Chen Wei Ren, Sha Yuan, Chen Yun Dai, Shi Yang, Yin Da Wei, Wang Hao
Department of Cardiology, PLA General Hospital, Beijing.
Department of South-building Cardiology, PLA General Hospital, Beijing.
Endocr Pract. 2014 Jun;20(6):556-65. doi: 10.4158/EP13329.OR.
To explore the associations of serum vitamin D and parathyroid hormone (PTH) levels with serum lipid profiles and the risk of hyperlipidemia in a middle-aged and elderly population.
A population-based cross-sectional study was conducted in the spring of 2012 among 1,203 Chinese participants, aged 52 to 101 years. 25-Hydroxyvitamin D [25(OH)D] was measured by chemiluminescence assay. (PTH) levels were measured with an electrochemiluminescence immunoassay (ECLIA) method.
A total of 1,203 participants, including 526 women (43.7%), were evaluated in 2012. The median concentrations of serum 25(OH)D and PTH for the entire group were 17.3 ng/mL and 38.3 pg/mL, respectively. Serum 25(OH)D and PTH levels were not independently associated with serum total cholesterol, triglycerides, low-density lipoprotein (LDL) cholesterol and high-density lipoprotein (HDL) cholesterol levels in a multivariate adjusted linear regression analysis of 1,027 participants not receiving antihyperlipidemic treatment (P>.05). In logistic regression analyses, serum 25(OH)D and PTH levels were not associated with a risk of hyperlipidemia after adjustment for age, sex, heavy drinking, smoking, diabetes, obesity, family history of hyperlipidemia, body mass index (BMI), physical activity, glomerular filtration rate (GFR), fasting glucose, high-sensitivity C-reactive protein (hsCRP), calcium, and hemoglobin.

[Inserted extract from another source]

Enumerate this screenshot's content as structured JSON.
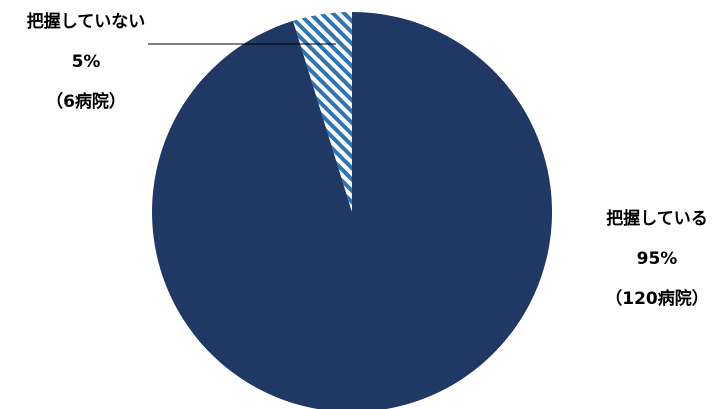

Serum 25(OH)D and PTH levels are not independently associated with serum lipid levels or an increased risk of hyperlipidemia in a middle-aged and elderly Chinese population.
探讨中老年人群血清维生素D和甲状旁腺激素(PTH)水平与血脂谱及高脂血症风险之间的关联。
2012年春季对1203名年龄在52至101岁之间的中国参与者进行了一项基于人群的横断面研究。采用化学发光法测定25-羟基维生素D[25(OH)D]。采用电化学发光免疫分析法(ECLIA)测定PTH水平。
2012年共评估了1203名参与者,其中包括526名女性(43.7%)。整个研究组血清25(OH)D和PTH的中位数浓度分别为17.3 ng/mL和38.3 pg/mL。在对1027名未接受降脂治疗的参与者进行的多变量校正线性回归分析中,血清25(OH)D和PTH水平与血清总胆固醇、甘油三酯、低密度脂蛋白(LDL)胆固醇和高密度脂蛋白(HDL)胆固醇水平无独立关联(P>0.05)。在逻辑回归分析中,校正年龄、性别、大量饮酒、吸烟、糖尿病、肥胖、高脂血症家族史、体重指数(BMI)、身体活动、肾小球滤过率(GFR)、空腹血糖、高敏C反应蛋白(hsCRP)、钙和血红蛋白后,血清25(OH)D和PTH水平与高脂血症风险无关。
在中老年中国人群中,血清25(OH)D和PTH水平与血脂水平或高脂血症风险增加无独立关联。